|
In June 1917 P Hoole Jackson of the Manchester Regiment described the build up before the battle of Ypres.
"The Menin road was a river of mud, in which our boots sucked and slipped.
Down one side of it came horses, limbers, wagons, ambulance cars (and) guns - all at full speed. The horses seemed to know they were coming into danger, their hoofs thrashed about us as they flew down to the rear, their drivers sitting stolidly, using the whip now and then, smoking as they drove.
There was no restrictions needed there. Up the other side (of) the road a slow procession of vehicles crawled, one behind the other. New guns going up into positions, ammunition wagons full of shells, ambulances bound for the clearing stations, ration carts for the troops in the line.
Piccadilly could not have been more crowded and all over these German shells moaned and whined. Now and then a cart would have to be pulled round a heap of wreckage that had once been men, horses and wagons. By the side of the road lay the stiffening carcasses of horse and mules".

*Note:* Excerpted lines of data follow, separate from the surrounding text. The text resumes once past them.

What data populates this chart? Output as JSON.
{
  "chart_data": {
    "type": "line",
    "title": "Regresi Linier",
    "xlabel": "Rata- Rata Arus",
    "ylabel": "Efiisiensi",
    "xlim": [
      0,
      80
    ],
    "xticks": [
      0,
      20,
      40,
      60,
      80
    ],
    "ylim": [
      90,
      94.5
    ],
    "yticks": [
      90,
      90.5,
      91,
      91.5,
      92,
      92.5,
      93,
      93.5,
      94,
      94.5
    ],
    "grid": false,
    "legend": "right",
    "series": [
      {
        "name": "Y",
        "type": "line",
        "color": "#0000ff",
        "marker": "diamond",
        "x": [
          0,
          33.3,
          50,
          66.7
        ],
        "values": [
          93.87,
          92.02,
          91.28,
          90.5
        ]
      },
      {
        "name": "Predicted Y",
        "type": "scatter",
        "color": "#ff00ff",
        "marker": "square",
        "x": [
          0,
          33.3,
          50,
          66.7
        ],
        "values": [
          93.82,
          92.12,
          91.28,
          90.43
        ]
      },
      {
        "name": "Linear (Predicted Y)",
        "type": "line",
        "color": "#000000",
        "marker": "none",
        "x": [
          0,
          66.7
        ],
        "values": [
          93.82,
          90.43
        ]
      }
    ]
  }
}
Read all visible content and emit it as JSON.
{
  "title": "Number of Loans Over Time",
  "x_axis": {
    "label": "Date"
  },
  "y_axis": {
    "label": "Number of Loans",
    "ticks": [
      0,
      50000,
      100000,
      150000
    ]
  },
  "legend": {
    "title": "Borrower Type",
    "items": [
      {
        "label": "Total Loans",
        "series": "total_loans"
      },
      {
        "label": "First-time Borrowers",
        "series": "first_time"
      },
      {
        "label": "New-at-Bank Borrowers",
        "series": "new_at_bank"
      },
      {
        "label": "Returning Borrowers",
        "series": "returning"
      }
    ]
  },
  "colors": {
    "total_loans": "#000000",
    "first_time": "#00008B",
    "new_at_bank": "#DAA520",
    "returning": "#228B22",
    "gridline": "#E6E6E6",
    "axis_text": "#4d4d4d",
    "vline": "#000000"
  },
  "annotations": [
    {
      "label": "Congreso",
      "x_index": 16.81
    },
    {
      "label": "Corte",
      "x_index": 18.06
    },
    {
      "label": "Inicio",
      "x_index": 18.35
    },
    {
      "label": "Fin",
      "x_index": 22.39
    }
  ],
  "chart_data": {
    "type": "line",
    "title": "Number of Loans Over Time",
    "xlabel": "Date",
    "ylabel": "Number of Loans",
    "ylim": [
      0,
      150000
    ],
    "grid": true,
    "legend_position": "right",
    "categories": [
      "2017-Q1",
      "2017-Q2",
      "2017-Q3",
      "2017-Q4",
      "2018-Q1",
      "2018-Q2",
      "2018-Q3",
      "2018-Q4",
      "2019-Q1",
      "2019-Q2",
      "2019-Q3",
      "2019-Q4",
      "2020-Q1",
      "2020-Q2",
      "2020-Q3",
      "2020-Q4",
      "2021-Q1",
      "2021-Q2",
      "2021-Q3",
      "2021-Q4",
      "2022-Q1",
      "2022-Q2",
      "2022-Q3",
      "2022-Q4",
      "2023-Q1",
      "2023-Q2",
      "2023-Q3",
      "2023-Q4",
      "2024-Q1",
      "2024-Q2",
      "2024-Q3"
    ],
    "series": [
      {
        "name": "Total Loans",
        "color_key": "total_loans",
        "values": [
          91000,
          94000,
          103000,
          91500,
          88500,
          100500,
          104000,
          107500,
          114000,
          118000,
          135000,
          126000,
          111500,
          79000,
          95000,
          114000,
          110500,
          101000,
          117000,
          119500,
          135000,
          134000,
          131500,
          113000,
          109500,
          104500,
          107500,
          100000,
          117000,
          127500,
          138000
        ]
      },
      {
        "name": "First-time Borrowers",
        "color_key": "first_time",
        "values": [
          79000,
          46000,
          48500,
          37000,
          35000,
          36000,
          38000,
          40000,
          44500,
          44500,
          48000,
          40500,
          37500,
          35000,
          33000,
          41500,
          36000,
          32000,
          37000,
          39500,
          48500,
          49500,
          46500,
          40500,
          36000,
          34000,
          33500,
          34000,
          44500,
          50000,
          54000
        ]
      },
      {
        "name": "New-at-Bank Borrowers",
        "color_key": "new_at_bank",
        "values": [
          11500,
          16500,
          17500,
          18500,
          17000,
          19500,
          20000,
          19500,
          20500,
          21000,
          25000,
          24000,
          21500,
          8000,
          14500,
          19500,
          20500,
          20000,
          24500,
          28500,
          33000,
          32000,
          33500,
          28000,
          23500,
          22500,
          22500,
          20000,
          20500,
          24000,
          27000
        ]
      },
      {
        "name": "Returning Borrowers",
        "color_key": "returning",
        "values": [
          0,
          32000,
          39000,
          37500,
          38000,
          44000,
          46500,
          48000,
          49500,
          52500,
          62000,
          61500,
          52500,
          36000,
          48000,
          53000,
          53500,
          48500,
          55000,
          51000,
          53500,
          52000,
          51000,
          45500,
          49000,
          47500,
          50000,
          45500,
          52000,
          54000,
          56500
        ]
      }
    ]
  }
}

Private William Reginald Dick from the Gloucestershire Regiment wrote about going back to the Front at La Vacquerie on the 3rd December 1917.
"The file closes in to the left bank and I see the centre of the road is blocked by a dark mass. A sickly reek pervades the air as we skirt a trail of wreckage, a couple of splintered limbers, the black heaps that are dead mules and some of the passing feet ring against a steel helmet half crushed in the mud.
I am thankful for the merciful darkness".
Source "True World War One Stories" Jon E Lewis.